The most intriguing part of the story for me, and one for which there is a clear documentary record, is Abel’s patriarchal blessing. In 1836, Patriarch to the Church Joseph Smith Sr., the Prophet’s father, pronounced a blessing upon Abel’s head declaring that he would “be made equal to thy brethren,” affirming that his “soul shall be white in eternity” and his “robes glittering” (56). Such words can be taken as a hopeful and prescient look at the future or, on the other hand, as words with stark racial overtones. Jackson insinuates the latter, asserting that “Abel’s skin color was considered something less than blessed, something that required changing,” and it was “despite his blackness . . . that Abel was to achieve eventual glory” (56–57). Smith’s tantalizing language undoubtedly had roots in the Book of Mormon, where discussions of whiteness abound. But here Jackson misses an opportunity to elucidate this important theme by putting it into a larger theological context within Mormon racial teachings. For instance, scripture upholds the idea that those with white skin must still be “made white” in the blood of the Lamb, along with all other people (1 Ne. 12:11; Alma 5:21).
Jackson also omits other key episodes in the Elijah Abel story, specifically when Abel’s son and grandson were also ordained to the priesthood—something that LDS scholar Lester Bush writes about in an authoritative article, averring that “several of Elijah Abel’s descendants,” including “his son Enoch and grandson Elijah,” both were “reportedly elders.”4 Jackson acknowledges that Abel’s son was “ordained an elder in 1900” (84), yet he does not provide any context or details about the ordination, nor does he discuss at all his grandson’s ordination. Jackson’s narration is well done, but these omissions are missed opportunities, for the story of Abel’s descendants is a remarkable one, a story of faith and perseverance, of exclusion and hardship.

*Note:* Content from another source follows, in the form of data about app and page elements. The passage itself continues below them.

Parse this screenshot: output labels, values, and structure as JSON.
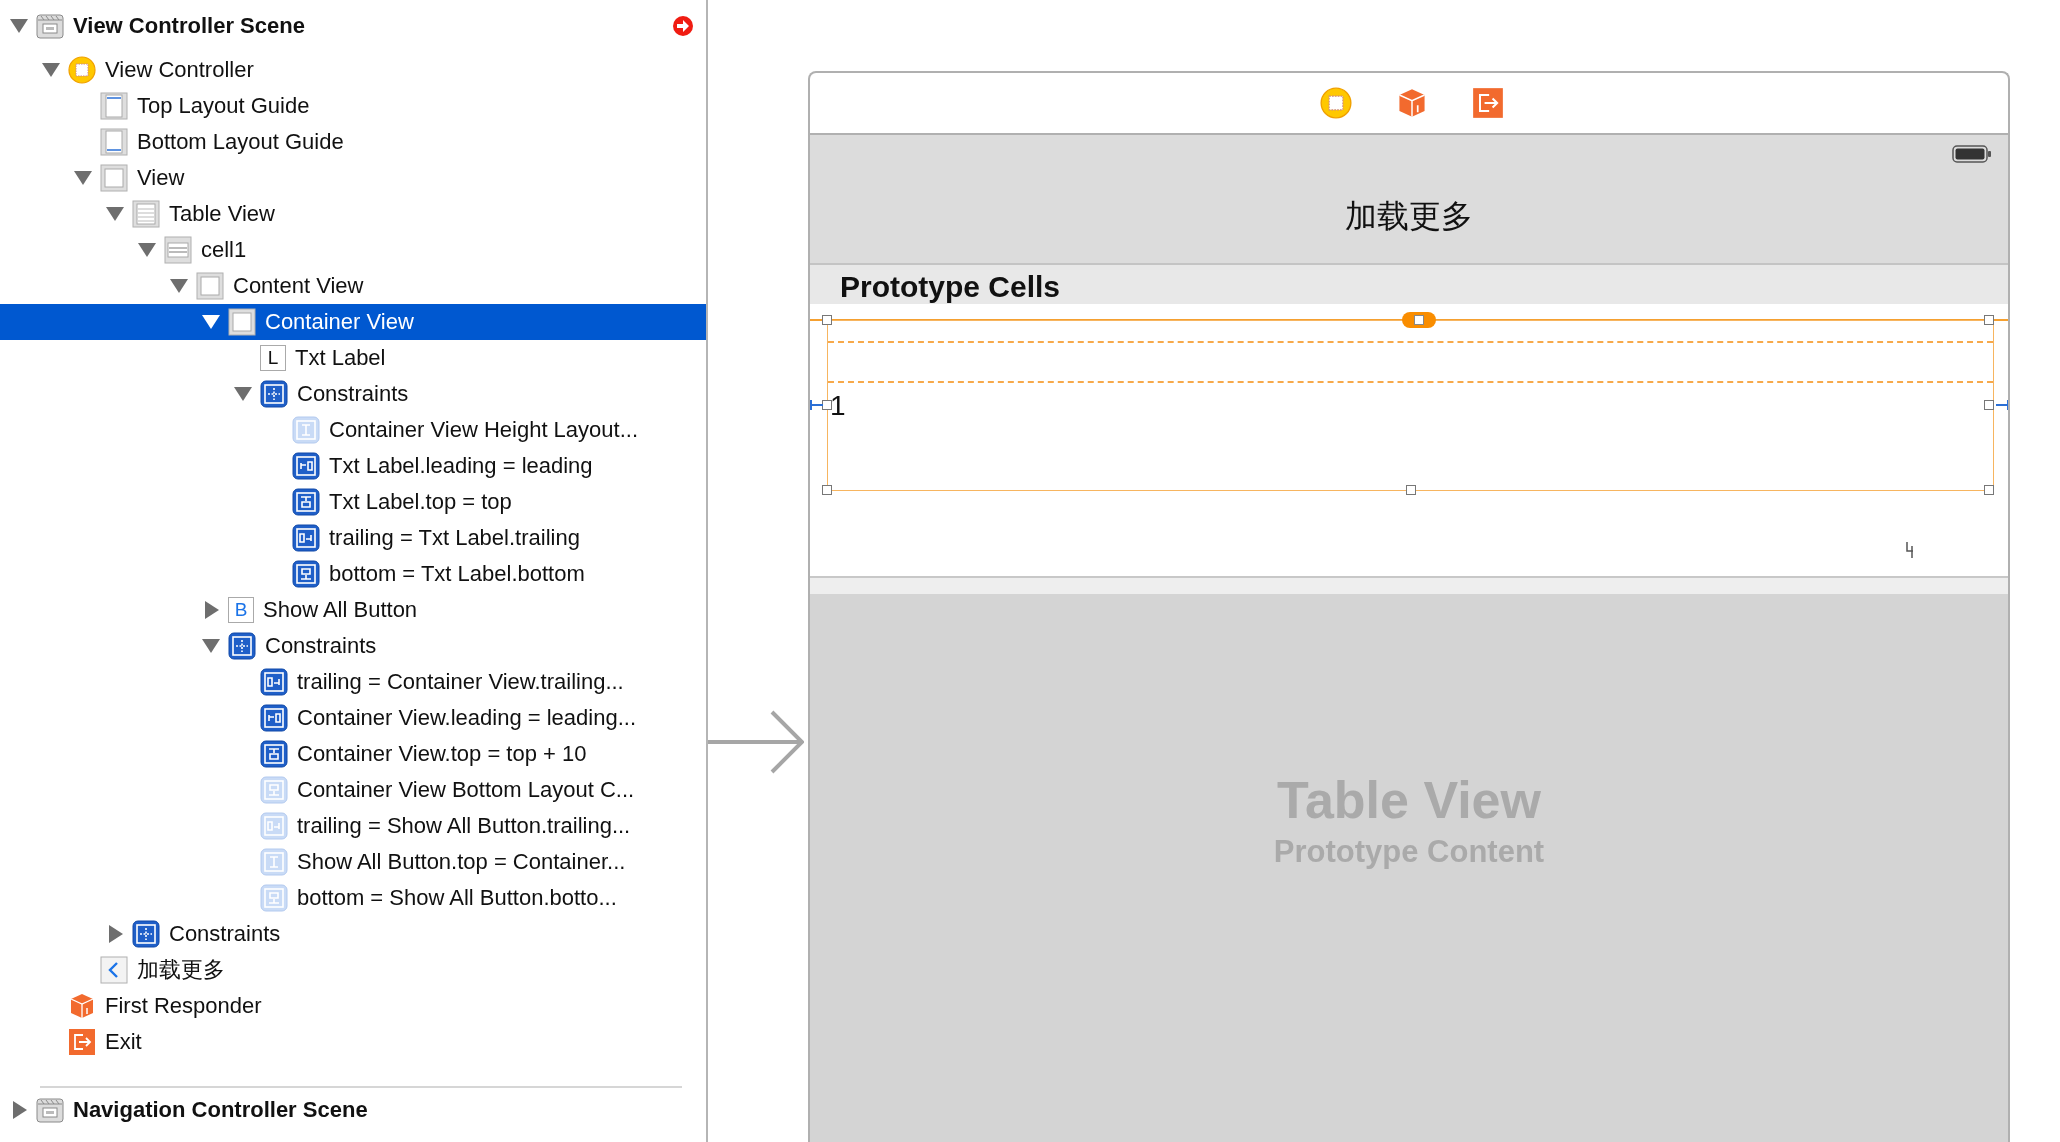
{
  "outline": {
    "scenes": [
      {
        "label": "View Controller Scene",
        "kind": "scene",
        "expanded": true,
        "issue": true,
        "selected": false,
        "children": [
          {
            "label": "View Controller",
            "kind": "viewcontroller",
            "expanded": true,
            "selected": false,
            "children": [
              {
                "label": "Top Layout Guide",
                "kind": "guide-top",
                "selected": false
              },
              {
                "label": "Bottom Layout Guide",
                "kind": "guide-bottom",
                "selected": false
              },
              {
                "label": "View",
                "kind": "view",
                "expanded": true,
                "selected": false,
                "children": [
                  {
                    "label": "Table View",
                    "kind": "tableview",
                    "expanded": true,
                    "selected": false,
                    "children": [
                      {
                        "label": "cell1",
                        "kind": "cell",
                        "expanded": true,
                        "selected": false,
                        "children": [
                          {
                            "label": "Content View",
                            "kind": "view",
                            "expanded": true,
                            "selected": false,
                            "children": [
                              {
                                "label": "Container View",
                                "kind": "view",
                                "expanded": true,
                                "selected": true,
                                "children": [
                                  {
                                    "label": "Txt Label",
                                    "kind": "label",
                                    "icon_glyph": "L",
                                    "selected": false
                                  },
                                  {
                                    "label": "Constraints",
                                    "kind": "constraints",
                                    "expanded": true,
                                    "selected": false,
                                    "children": [
                                      {
                                        "label": "Container View Height Layout...",
                                        "kind": "constraint-height",
                                        "faded": true,
                                        "selected": false
                                      },
                                      {
                                        "label": "Txt Label.leading = leading",
                                        "kind": "constraint-leading",
                                        "faded": false,
                                        "selected": false
                                      },
                                      {
                                        "label": "Txt Label.top = top",
                                        "kind": "constraint-top",
                                        "faded": false,
                                        "selected": false
                                      },
                                      {
                                        "label": "trailing = Txt Label.trailing",
                                        "kind": "constraint-trailing",
                                        "faded": false,
                                        "selected": false
                                      },
                                      {
                                        "label": "bottom = Txt Label.bottom",
                                        "kind": "constraint-bottom",
                                        "faded": false,
                                        "selected": false
                                      }
                                    ]
                                  }
                                ]
                              },
                              {
                                "label": "Show All Button",
                                "kind": "button",
                                "icon_glyph": "B",
                                "expanded": false,
                                "selected": false
                              },
                              {
                                "label": "Constraints",
                                "kind": "constraints",
                                "expanded": true,
                                "selected": false,
                                "children": [
                                  {
                                    "label": "trailing = Container View.trailing...",
                                    "kind": "constraint-trailing",
                                    "faded": false,
                                    "selected": false
                                  },
                                  {
                                    "label": "Container View.leading = leading...",
                                    "kind": "constraint-leading",
                                    "faded": false,
                                    "selected": false
                                  },
                                  {
                                    "label": "Container View.top = top + 10",
                                    "kind": "constraint-top",
                                    "faded": false,
                                    "selected": false
                                  },
                                  {
                                    "label": "Container View Bottom Layout C...",
                                    "kind": "constraint-bottom",
                                    "faded": true,
                                    "selected": false
                                  },
                                  {
                                    "label": "trailing = Show All Button.trailing...",
                                    "kind": "constraint-trailing",
                                    "faded": true,
                                    "selected": false
                                  },
                                  {
                                    "label": "Show All Button.top = Container...",
                                    "kind": "constraint-height",
                                    "faded": true,
                                    "selected": false
                                  },
                                  {
                                    "label": "bottom = Show All Button.botto...",
                                    "kind": "constraint-bottom",
                                    "faded": true,
                                    "selected": false
                                  }
                                ]
                              }
                            ]
                          }
                        ]
                      }
                    ]
                  },
                  {
                    "label": "Constraints",
                    "kind": "constraints",
                    "expanded": false,
                    "selected": false
                  }
                ]
              },
              {
                "label": "加载更多",
                "kind": "back",
                "selected": false
              }
            ]
          },
          {
            "label": "First Responder",
            "kind": "responder",
            "selected": false
          },
          {
            "label": "Exit",
            "kind": "exit",
            "selected": false
          }
        ]
      },
      {
        "label": "Navigation Controller Scene",
        "kind": "scene",
        "expanded": false,
        "issue": false,
        "selected": false
      }
    ]
  },
  "canvas": {
    "dock_icons": [
      {
        "kind": "viewcontroller"
      },
      {
        "kind": "responder"
      },
      {
        "kind": "exit"
      }
    ],
    "nav_title": "加载更多",
    "section_header": "Prototype Cells",
    "cell_label": "1",
    "placeholder_title": "Table View",
    "placeholder_subtitle": "Prototype Content"
  }
}
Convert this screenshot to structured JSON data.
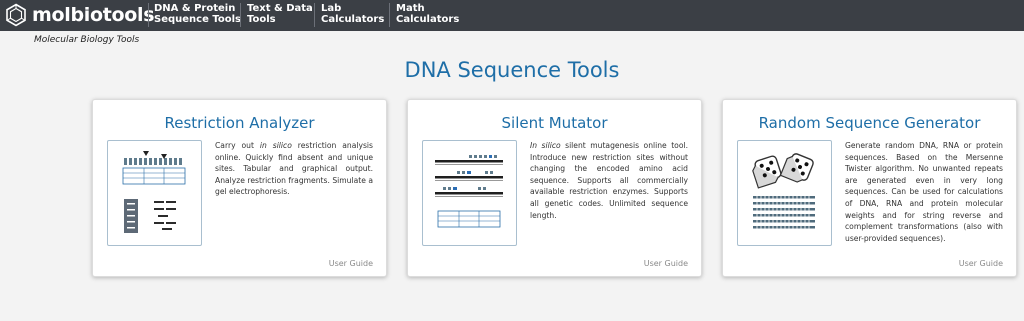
{
  "header": {
    "brand": "molbiotools",
    "tagline": "Molecular Biology Tools",
    "nav": [
      {
        "line1": "DNA & Protein",
        "line2": "Sequence Tools"
      },
      {
        "line1": "Text & Data",
        "line2": "Tools"
      },
      {
        "line1": "Lab",
        "line2": "Calculators"
      },
      {
        "line1": "Math",
        "line2": "Calculators"
      }
    ]
  },
  "page_title": "DNA Sequence Tools",
  "cards": [
    {
      "title": "Restriction Analyzer",
      "desc_parts": [
        "Carry out ",
        "in silico",
        " restriction analysis online. Quickly find absent and unique sites. Tabular and graphical output. Analyze restriction fragments. Simulate a gel electrophoresis."
      ],
      "guide": "User Guide",
      "icon": "restriction-analysis-icon"
    },
    {
      "title": "Silent Mutator",
      "desc_parts": [
        "In silico",
        " silent mutagenesis online tool. Introduce new restriction sites without changing the encoded amino acid sequence. Supports all commercially available restriction enzymes. Supports all genetic codes. Unlimited sequence length."
      ],
      "guide": "User Guide",
      "icon": "mutated-sequence-icon"
    },
    {
      "title": "Random Sequence Generator",
      "desc": "Generate random DNA, RNA or protein sequences. Based on the Mersenne Twister algorithm. No unwanted repeats are generated even in very long sequences. Can be used for calculations of DNA, RNA and protein molecular weights and for string reverse and complement transformations (also with user-provided sequences).",
      "guide": "User Guide",
      "icon": "dice-icon"
    }
  ],
  "colors": {
    "header_bg": "#3b3f45",
    "accent": "#1e6ea7",
    "page_bg": "#f3f3f3"
  }
}
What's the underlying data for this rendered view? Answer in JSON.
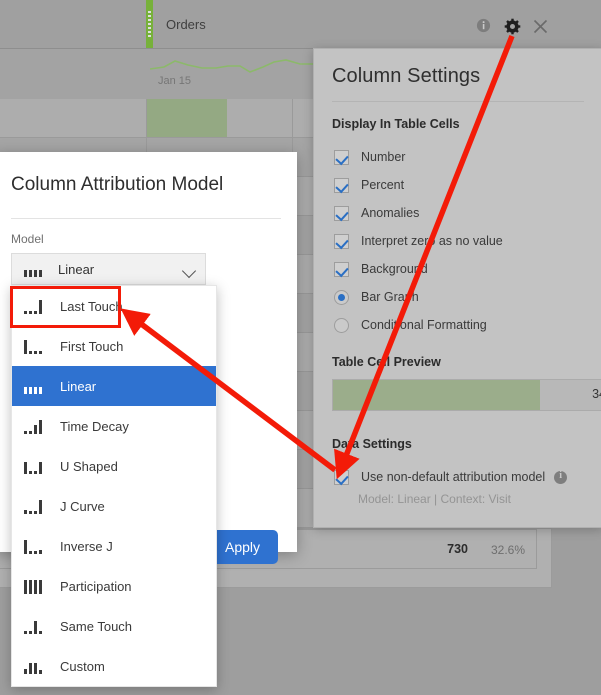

The final part of the book examines Abel’s migration west with the Saints after Joseph Smith’s untimely death in 1844. Here Jackson is at his best, discussing Abel’s missionary service to Canada, his duties in the Quorums of the Seventy, and his leadership in the Church. Unusually, he includes a “personal note” (105), in which he ruminates on race and the accusations of Church critics, who assert that the priesthood ban was both racist and wrong. He characterizes these claims as serious, and he acknowledges that “if we define ‘racism’ as the belief that a group of people should be treated differently, at least policywise, based on that group’s ‘race,’ then the LDS Church—at least for a period—certainly did uphold a racist policy” (106). It would have provided balance here if Jackson had distinguished between race and lineage, as many blacks not of African descent have been ordained to the priesthood throughout the Church’s history. In his personal reflection, Jackson seems nervous about criticizing the Church he loves, yet sympathetic with critics who believe that the ban was neither kind nor fair. Some of this discussion seems less urgent now, considering the Church’s recent statement suggesting, among other things, that the priesthood policy echoed the social, cultural, and racial milieu of the nineteenth century. Still, Jackson’s discussion is a timely one. Not only does he restore Elijah Abel as a seminal figure in early Mormon history, but he also reminds us that our perspectives on racism have evolved—and will continue to evolve.